One Wednesday morning, you yell at one of your team members, “Get out, now!” Or, when faced with a question about one of your policies, you say, “Because I said so.” Or, during a weeknight dinner, you say, "I don't care if you like it, that's what you got." Any of those times would be a bad time for workplace leadership, but what parent to young kids hasn't found themselves barking one of those phrases?
In fact, Joanna Faber and the classic Parenting by Julie King How to Talk So Young Children Will Listen justifies this point:we would never treat another adult the way we treat our children, and we would hate to have others treat us the way we often treat our loved ones. And while they recognize that “we cannot treat our children the way we treat our adult friends,” Faber and King point out that “if we want their willing cooperation instead of their hostility, we must find a way to use the same principle of feeling recognition” that we use with other adults.
Another way to think about this is to consider the shocking disjunction between management techniques that we consciously develop for work in the office, but that we too often ignore when we walk through our own front doors.
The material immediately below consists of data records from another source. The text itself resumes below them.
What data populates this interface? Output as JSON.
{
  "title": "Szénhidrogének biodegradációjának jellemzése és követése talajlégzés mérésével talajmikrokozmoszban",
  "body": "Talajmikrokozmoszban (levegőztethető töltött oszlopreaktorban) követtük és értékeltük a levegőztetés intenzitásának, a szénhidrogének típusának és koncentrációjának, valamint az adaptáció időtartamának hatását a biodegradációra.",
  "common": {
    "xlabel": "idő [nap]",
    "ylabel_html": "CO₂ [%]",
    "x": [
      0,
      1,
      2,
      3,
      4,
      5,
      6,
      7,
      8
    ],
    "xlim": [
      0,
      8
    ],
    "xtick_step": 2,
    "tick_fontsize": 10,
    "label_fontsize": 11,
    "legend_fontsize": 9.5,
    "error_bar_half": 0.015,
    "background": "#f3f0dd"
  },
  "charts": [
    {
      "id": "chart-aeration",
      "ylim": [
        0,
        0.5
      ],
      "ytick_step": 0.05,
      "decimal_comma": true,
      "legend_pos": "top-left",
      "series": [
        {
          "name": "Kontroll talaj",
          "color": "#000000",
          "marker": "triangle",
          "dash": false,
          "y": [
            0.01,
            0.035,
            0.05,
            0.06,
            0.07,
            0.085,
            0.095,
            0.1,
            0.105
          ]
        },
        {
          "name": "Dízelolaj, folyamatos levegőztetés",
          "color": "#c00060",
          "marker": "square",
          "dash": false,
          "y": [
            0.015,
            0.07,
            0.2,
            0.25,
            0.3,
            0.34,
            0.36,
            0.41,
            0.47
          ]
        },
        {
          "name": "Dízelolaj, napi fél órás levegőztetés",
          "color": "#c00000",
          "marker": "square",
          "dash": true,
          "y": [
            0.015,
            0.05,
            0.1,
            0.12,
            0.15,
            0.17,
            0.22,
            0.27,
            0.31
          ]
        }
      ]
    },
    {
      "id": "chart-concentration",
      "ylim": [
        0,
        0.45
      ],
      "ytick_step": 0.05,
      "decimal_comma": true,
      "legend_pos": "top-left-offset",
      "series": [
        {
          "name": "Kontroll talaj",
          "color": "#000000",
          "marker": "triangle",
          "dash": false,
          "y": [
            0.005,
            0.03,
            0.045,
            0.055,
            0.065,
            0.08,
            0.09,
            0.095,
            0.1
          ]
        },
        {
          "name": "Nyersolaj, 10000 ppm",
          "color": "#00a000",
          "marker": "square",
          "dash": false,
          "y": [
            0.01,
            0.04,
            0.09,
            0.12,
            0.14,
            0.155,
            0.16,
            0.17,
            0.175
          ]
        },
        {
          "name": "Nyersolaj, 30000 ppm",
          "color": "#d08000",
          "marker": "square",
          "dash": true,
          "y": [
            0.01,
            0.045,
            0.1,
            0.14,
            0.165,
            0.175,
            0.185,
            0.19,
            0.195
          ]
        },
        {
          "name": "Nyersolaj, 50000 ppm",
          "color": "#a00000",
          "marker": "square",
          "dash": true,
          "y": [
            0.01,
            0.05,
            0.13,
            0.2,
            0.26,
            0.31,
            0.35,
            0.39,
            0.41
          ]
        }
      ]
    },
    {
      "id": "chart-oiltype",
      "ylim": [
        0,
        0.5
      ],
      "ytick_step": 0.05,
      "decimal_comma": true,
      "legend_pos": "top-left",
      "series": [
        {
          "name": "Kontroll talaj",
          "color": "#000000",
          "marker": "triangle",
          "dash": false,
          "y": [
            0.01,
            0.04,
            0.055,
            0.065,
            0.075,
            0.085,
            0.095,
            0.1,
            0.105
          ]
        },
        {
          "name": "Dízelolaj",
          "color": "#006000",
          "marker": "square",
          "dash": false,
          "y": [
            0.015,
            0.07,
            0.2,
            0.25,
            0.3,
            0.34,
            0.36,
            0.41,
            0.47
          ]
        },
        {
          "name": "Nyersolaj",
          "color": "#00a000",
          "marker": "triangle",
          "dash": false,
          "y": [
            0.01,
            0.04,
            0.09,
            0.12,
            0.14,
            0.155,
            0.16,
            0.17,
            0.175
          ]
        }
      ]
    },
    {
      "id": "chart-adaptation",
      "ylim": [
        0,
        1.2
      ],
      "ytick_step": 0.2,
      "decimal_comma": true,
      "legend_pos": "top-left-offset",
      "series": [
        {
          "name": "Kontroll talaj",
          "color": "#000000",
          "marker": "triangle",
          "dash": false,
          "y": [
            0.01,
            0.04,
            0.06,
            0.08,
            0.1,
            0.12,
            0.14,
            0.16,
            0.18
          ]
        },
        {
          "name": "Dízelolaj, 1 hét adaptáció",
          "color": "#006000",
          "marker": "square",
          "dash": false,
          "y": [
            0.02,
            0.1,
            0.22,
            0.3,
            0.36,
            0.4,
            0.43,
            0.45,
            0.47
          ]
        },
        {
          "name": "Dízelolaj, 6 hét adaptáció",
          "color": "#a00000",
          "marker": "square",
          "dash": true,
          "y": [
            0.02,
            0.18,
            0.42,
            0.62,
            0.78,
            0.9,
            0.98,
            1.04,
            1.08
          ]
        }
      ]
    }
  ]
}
We often see leadership as an important quality for the workplace, but what about its application in the small organization inside the walls of our own homes?
Instead, we We might consider what applying more productive leadership models to our family lives might bring us.
To take just one example, consider the "Likert scale," which distinguishes four types of leadership, including including the less productive “exploitative-authoritarian” and “benevolent-authoritarian” leadership styles, and the more productive “consultative” and “participatory” leadership modes. Even without a management degree, you can probably understand the difference between more and less productive management techniques. The first two establish a more dictatorial leader who hands out punishments and rewards from above and who, whether in a more "exploitative" or harsher "benevolent" style, is the ultimate arbiter of the organization. In these cases, remember Because I said so model of parenthood, or, at worst, the scary wait for your dad to come home child education model. None of these inspire genuine, good-natured participation.
As we know, organizations in our professional lives are more successful when team members share a common goal and feel like valued participants in the process. In the business world, the 'consultative' and 'participatory' leadership models attempt to facilitate this type of positive energy as a means of demonstrating trust in employees and appreciating the skills each team member should bring. at the table. In the consultation model, leaders can seek advice from team members while reserving the right to make final decisions, or they can establish the guiding principles of an organization and then leave the small decisions to the team. . In the participatory model, leaders will involve team members at all levels, including setting priorities for an organization.
Don't think your toddler has expertise in this area? Consider the following:Who in your household knows best the itch of a misplaced t-shirt label? Who in your household might know which foods are most likely to attract a toddler? On a deeper level, even very few children tend to have a sense of justice (think "taking turns"), an idea that violence is not good, and that sharing is good (if difficult in practice).
So what might it look like at home? First, consider common sources of conflict. Typical parent-child conflicts can include fighting over food or dressing and going out in the morning. And while, as Faber and King acknowledge, children are not adults, modified versions of the strategies associated with consultative and participatory leadership styles can work at home.
So just because a kid knows that sweet tastes better than sour doesn't mean there will only be popsicles for dinner. However, you can still appreciate and benefit from the wisdom of the little people in your life. For example, in the advisory model, a parent can fill a child's dresser drawer with only weather-appropriate clothing. In the morning, the child can choose any long-sleeved top they want (even if it bumps into pants, even if it's the same top of the head as the day before). Or, in the same model, a parent can cook a healthy dinner and allow the child to self-serve and control what healthy foods they want to eat (even if one night it's a carrot-only dinner and then it's all chicken dinner).
In the participatory model, a parent could ask the children to brainstorm ideas for a family motto or code of rules, asking, "What what is most important to us as a family?” Or, perhaps more fun, have the kids help set a family schedule — "What should we try to do this year?" Then, on a more local level, use these principles to make family decisions about how to spend the weekend, what to do for the holidays, etc.
The same strategies could be valid even without children. For example, if a couple often butts heads over their financial behavior, what about discussing shared household goals? If the main thing you're working on as a unit is saving for a down payment on a house, it might be easier for the highest-spending member of the couple to cut back on an expensive latte habit. However, if the goal is to enjoy and develop friendships, then perhaps coffee with new neighbors or colleagues is important. Whatever your priority, working together toward family goals is a more enjoyable and productive way to exist in the organizations we call home.